Speaker: Dr. Mahmudur Rahman, Applied Scientist, Central Seller Fulfillment, Amazon
Time: November 12, 2025, 1:00 p.m. – 2:30 p.m.
Room: E297L, Discovery Park, UNT
Coordinator: Dr. Sahara Ali
Abstract: As artificial intelligence increasingly drives critical decisions in healthcare and e-commerce, ensuring model trustworthiness through fairness, interpretability, and privacy has become paramount. This talk presents novel methodological advances in survival analysis - a statistical framework for predicting time-to-event outcomes - and demonstrates their practical applications from healthcare to Amazon's marketplace optimization. In healthcare, we introduce innovative pseudo-value-based deep learning frameworks that address fundamental challenges in survival analysis: censoring (incomplete observations), competing risks (multiple possible outcomes), and multi-state transitions (complex disease progressions). To ensure fairness, we propose novel constraints that significantly improve predictions for underrepresented groups while maintaining high accuracy.

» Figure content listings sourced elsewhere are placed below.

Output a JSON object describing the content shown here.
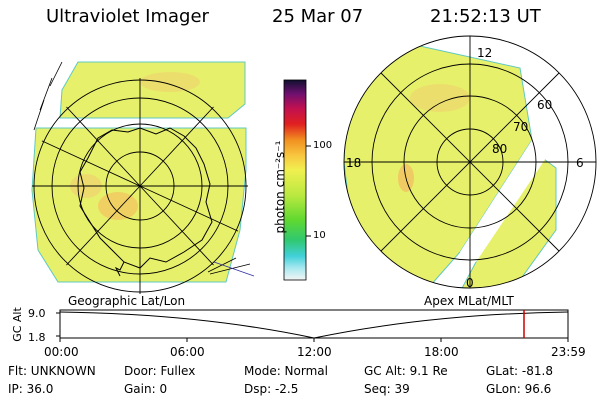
{
  "header": {
    "title": "Ultraviolet Imager",
    "date": "25 Mar 07",
    "time": "21:52:13 UT"
  },
  "colorbar": {
    "unit_label": "photon cm⁻²s⁻¹",
    "tick_labels": [
      "100",
      "10"
    ]
  },
  "left_panel": {
    "caption": "Geographic Lat/Lon"
  },
  "right_panel": {
    "caption": "Apex MLat/MLT",
    "mlt_labels": {
      "top": "12",
      "left": "18",
      "right": "6",
      "bottom": "0"
    },
    "lat_labels": [
      "60",
      "70",
      "80"
    ]
  },
  "timeline": {
    "ylabel": "GC Alt",
    "yticks": [
      "9.0",
      "1.8"
    ],
    "xticks": [
      "00:00",
      "06:00",
      "12:00",
      "18:00",
      "23:59"
    ],
    "current_marker_color": "#cc0000"
  },
  "status": {
    "flt": "Flt: UNKNOWN",
    "door": "Door: Fullex",
    "mode": "Mode: Normal",
    "gc_alt": "GC Alt: 9.1 Re",
    "glat": "GLat: -81.8",
    "ip": "IP: 36.0",
    "gain": "Gain:  0",
    "dsp": "Dsp:    -2.5",
    "seq": "Seq: 39",
    "glon": "GLon:  96.6"
  },
  "colors": {
    "image_fill": "#e6f06a",
    "image_hot": "#f2c860",
    "coast": "#000000"
  }
}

For multi-institution collaboration scenarios, we develop privacy-preserving federated frameworks (FedPseudo, Fedora, FedPRF, FairFSA) that enable distributed learning without raw data sharing, demonstrating up to 17% improvement over baselines. This talk then showcases how these survival analysis principles extend to causal inference problems at Amazon, addressing severe data imbalances, cold-start problems, and sparse outcomes in optimizing fulfillment strategies across billions of marketplace offers.